Abordant la question de la souveraineté monétaire, Achille Mbembe insiste sur le fait que la discussion ne doit pas se restreindre à la seule abolition du franc CFA. Il déclare sans détour : « L’Afrique doit se doter d’une véritable monnaie africaine. » Il met également en lumière les contrastes en termes de mobilisation civique entre l’Afrique de l’Ouest et l’Afrique centrale, expliquant ces divergences par des cultures politiques distinctes. L’Afrique de l’Ouest, souvent au cœur de l’actualité Sahel francophone, se caractérise, selon lui, par la vitalité de ses sociétés civiles et l’influence de sa diaspora, témoignant d’une dynamique de Sahel politique plus ouverte. En revanche, il dépeint l’Afrique centrale comme une région plongée dans un « profond immobilisme politique », la qualifiant de « cœur des ténèbres de la politique africaine postcoloniale ». Il cite des pays comme le Cameroun, le Tchad, la Guinée équatoriale, le Congo-Brazzaville et la République centrafricaine, dénonçant des « régimes d’un autre âge, hermétiques à toute forme d’émancipation populaire. »

Réparations : « Il faut d’autant plus exiger réparation que ce qui a été perdu est irréparable »

Concernant la conférence d’Accra sur la justice réparatrice, Achille Mbembe admet que les atrocités de la traite transatlantique et des traites transsahariennes sont intrinsèquement irréparables.
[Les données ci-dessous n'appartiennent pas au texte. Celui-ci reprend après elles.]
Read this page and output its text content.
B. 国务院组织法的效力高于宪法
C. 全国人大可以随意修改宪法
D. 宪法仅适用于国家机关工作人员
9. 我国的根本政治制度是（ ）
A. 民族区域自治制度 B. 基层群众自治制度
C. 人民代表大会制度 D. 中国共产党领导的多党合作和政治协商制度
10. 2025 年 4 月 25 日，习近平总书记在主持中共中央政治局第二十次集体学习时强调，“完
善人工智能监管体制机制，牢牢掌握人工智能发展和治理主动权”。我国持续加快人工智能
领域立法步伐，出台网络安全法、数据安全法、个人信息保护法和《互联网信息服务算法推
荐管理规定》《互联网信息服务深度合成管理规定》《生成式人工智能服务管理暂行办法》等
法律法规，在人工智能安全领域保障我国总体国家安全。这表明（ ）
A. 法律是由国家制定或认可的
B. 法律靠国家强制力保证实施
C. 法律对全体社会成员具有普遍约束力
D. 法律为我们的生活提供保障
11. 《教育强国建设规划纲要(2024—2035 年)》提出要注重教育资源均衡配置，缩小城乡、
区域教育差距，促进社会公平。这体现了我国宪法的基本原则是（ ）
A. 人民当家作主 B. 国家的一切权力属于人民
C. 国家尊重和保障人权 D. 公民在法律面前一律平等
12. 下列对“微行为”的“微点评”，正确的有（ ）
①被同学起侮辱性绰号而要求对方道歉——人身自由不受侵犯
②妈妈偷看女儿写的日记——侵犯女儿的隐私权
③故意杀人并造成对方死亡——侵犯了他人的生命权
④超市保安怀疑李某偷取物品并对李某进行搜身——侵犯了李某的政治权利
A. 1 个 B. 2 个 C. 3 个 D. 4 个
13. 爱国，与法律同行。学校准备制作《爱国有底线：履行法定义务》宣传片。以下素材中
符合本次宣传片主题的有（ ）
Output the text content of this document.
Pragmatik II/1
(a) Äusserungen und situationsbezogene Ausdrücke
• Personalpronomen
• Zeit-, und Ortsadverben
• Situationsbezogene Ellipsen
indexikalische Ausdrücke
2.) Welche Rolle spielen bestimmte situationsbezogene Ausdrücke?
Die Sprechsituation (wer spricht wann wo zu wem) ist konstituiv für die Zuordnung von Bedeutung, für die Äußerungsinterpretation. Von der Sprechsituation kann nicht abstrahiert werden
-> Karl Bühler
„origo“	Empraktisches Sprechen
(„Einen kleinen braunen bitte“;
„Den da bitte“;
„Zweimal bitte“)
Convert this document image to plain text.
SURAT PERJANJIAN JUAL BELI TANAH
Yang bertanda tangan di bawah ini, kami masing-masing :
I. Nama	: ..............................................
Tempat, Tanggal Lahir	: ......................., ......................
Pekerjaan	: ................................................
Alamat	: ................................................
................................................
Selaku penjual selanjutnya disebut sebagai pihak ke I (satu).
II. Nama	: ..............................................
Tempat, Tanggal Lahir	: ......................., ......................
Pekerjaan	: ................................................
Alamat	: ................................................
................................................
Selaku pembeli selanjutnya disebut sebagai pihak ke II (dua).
Cependant, il soutient que cette nature irréparable des dommages ne fait que renforcer la légitimité et l’urgence de la demande de réparations. « Certaines pertes sont inestimables et ne pourront jamais être compensées. Il est crucial de reconnaître que des préjudices d’une telle ampleur, lorsqu’ils surviennent, représentent une perte radicale et irremplaçable. Cela ne diminue en rien la nécessité d’exiger réparation. Au contraire, c’est précisément parce que ce qui a été perdu est irréparable qu’il est impératif d’en demander réparation. »

« Il y a une responsabilité africaine »

Néanmoins, le philosophe souligne que toute discussion sur les réparations doit impérativement inclure une introspection sur la part de responsabilité et de complicité de certaines élites africaines dans ces crimes contre l’humanité. « Nous ne pouvons ignorer notre propre responsabilité, car il est avéré que, tout au long des siècles de la traite des esclaves, qu’elle soit transatlantique ou transsaharienne, nous, en tant qu’Africains, avons été impliqués. Il existe une responsabilité africaine qu’il est indispensable d’aborder. Cette question doit s’intégrer à un débat plus large sur une forme de justice universelle, en envisageant une justice qui soit à la fois verticale et horizontale, afin d’ouvrir la voie à la réconciliation entre les diverses composantes de l’Afrique, sur le continent et au sein de ses diasporas. »

Cet entretien révèle la profondeur de la pensée d’Achille Mbembe, offrant une analyse percutante sur la démocratie, la souveraineté monétaire, l’héritage colonial et les enjeux politiques contemporains de l’Afrique. Ses éclairages nous poussent à réévaluer les chemins démocratiques du continent, à définir les prérequis d’une authentique souveraineté politique et économique, et à embrasser les impératifs d’une justice historique enracinée dans la mémoire, la responsabilité collective et la réconciliation.